The world is in love with the notion of how. Students love to ask for it. Teachers love to dispense it. But the student who asks this is not a true seeker. And the teacher who dispenses it is not a true teacher.

Why?

Because how asks for a prescription. How asks for a method. How asks for a template. How asks for a recipe. How asks for THE WAY. And those who ask the how question, ask the question precisely because they are ready to follow the how answer. And if a person is willing to follow the way indicated by another it is only because he believes that there is, in fact, a path that is ready for him to tread. He has not yet come to the realization that a path is not a road, but an experience. And that experience is not something to join or walk toward. It is something that is continually and incrementally unfolding before him as a function of his way of perceiving his place in the world.

In some ways, the very act of teaching is to misunderstand and to underestimate the nature of the human machine. As teaching is largely about the dispensation of information. The human brain does not respond to another’s words. It responds to its perception and translation of those words. In this way, the teacher and the student are forever speaking a different language.

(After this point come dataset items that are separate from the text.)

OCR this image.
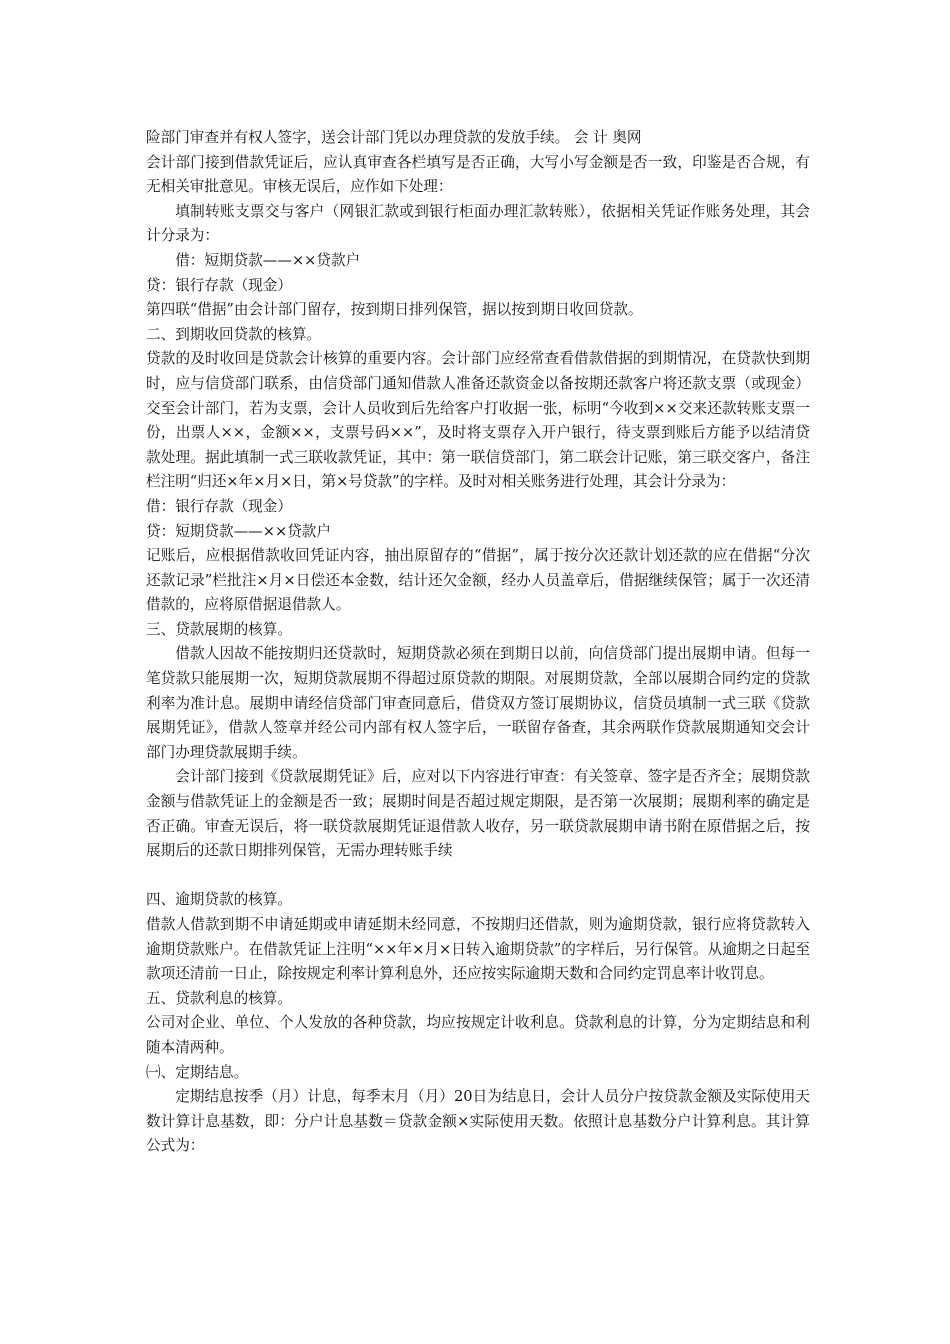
险部门审查并有权人签字，送会计部门凭以办理贷款的发放手续。 会 计 奥网

会计部门接到借款凭证后，应认真审查各栏填写是否正确，大写小写金额是否一致，印鉴是否合规，有无相关审批意见。审核无误后，应作如下处理：

填制转账支票交与客户（网银汇款或到银行柜面办理汇款转账），依据相关凭证作账务处理，其会计分录为：

借：短期贷款——××贷款户

贷：银行存款（现金）

第四联“借据”由会计部门留存，按到期日排列保管，据以按到期日收回贷款。

二、到期收回贷款的核算。

贷款的及时收回是贷款会计核算的重要内容。会计部门应经常查看借款借据的到期情况，在贷款快到期时，应与信贷部门联系，由信贷部门通知借款人准备还款资金以备按期还款客户将还款支票（或现金）交至会计部门，若为支票，会计人员收到后先给客户打收据一张，标明“今收到××交来还款转账支票一份，出票人××，金额××，支票号码××”，及时将支票存入开户银行，待支票到账后方能予以结清贷款处理。据此填制一式三联收款凭证，其中：第一联信贷部门，第二联会计记账，第三联交客户，备注栏注明“归还×年×月×日，第×号贷款”的字样。及时对相关账务进行处理，其会计分录为：

借：银行存款（现金）

贷：短期贷款——××贷款户

记账后，应根据借款收回凭证内容，抽出原留存的“借据”，属于按分次还款计划还款的应在借据“分次还款记录”栏批注×月×日偿还本金数，结计还欠金额，经办人员盖章后，借据继续保管；属于一次还清借款的，应将原借据退借款人。

三、贷款展期的核算。

借款人因故不能按期归还贷款时，短期贷款必须在到期日以前，向信贷部门提出展期申请。但每一笔贷款只能展期一次，短期贷款展期不得超过原贷款的期限。对展期贷款，全部以展期合同约定的贷款利率为准计息。展期申请经信贷部门审查同意后，借贷双方签订展期协议，信贷员填制一式三联《贷款展期凭证》，借款人签章并经公司内部有权人签字后，一联留存备查，其余两联作贷款展期通知交会计部门办理贷款展期手续。

会计部门接到《贷款展期凭证》后，应对以下内容进行审查：有关签章、签字是否齐全；展期贷款金额与借款凭证上的金额是否一致；展期时间是否超过规定期限，是否第一次展期；展期利率的确定是否正确。审查无误后，将一联贷款展期凭证退借款人收存，另一联贷款展期申请书附在原借据之后，按展期后的还款日期排列保管，无需办理转账手续

四、逾期贷款的核算。

借款人借款到期不申请延期或申请延期未经同意，不按期归还借款，则为逾期贷款，银行应将贷款转入逾期贷款账户。在借款凭证上注明“××年×月×日转入逾期贷款”的字样后，另行保管。从逾期之日起至款项还清前一日止，除按规定利率计算利息外，还应按实际逾期天数和合同约定罚息率计收罚息。

五、贷款利息的核算。

公司对企业、单位、个人发放的各种贷款，均应按规定计收利息。贷款利息的计算，分为定期结息和利随本清两种。

㈠、定期结息。

定期结息按季（月）计息，每季末月（月）20日为结息日，会计人员分户按贷款金额及实际使用天数计算计息基数，即：分户计息基数＝贷款金额×实际使用天数。依照计息基数分户计算利息。其计算公式为：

The teacher teaches the how, not only because he feels it is the only way or the best way. But because he simply loves to do so. He gains something from it. Emotionally and financially.

The student asks the how, because he seeks a quick resolution to his problem. And though it may only work temporarily, he becomes accustomed to this chase.

The true seeker is consumed with the WHAT. For him, the how is like the remora fish that rides the belly of the great shark.

The great teachers are not teachers at all. They are seekers. They are not so much interested in their student’s development of technique, as they are in the development of his understanding.

Teaching technique will lead to an enhancement of one’s technique. But never to the realization of one’s potential.

Asking for the how does not make one great. It makes one dependent.

Seek understanding. Not instruction.

For the ultimate technique is devoid of conscious action.

And the ultimate understanding is devoid of thought.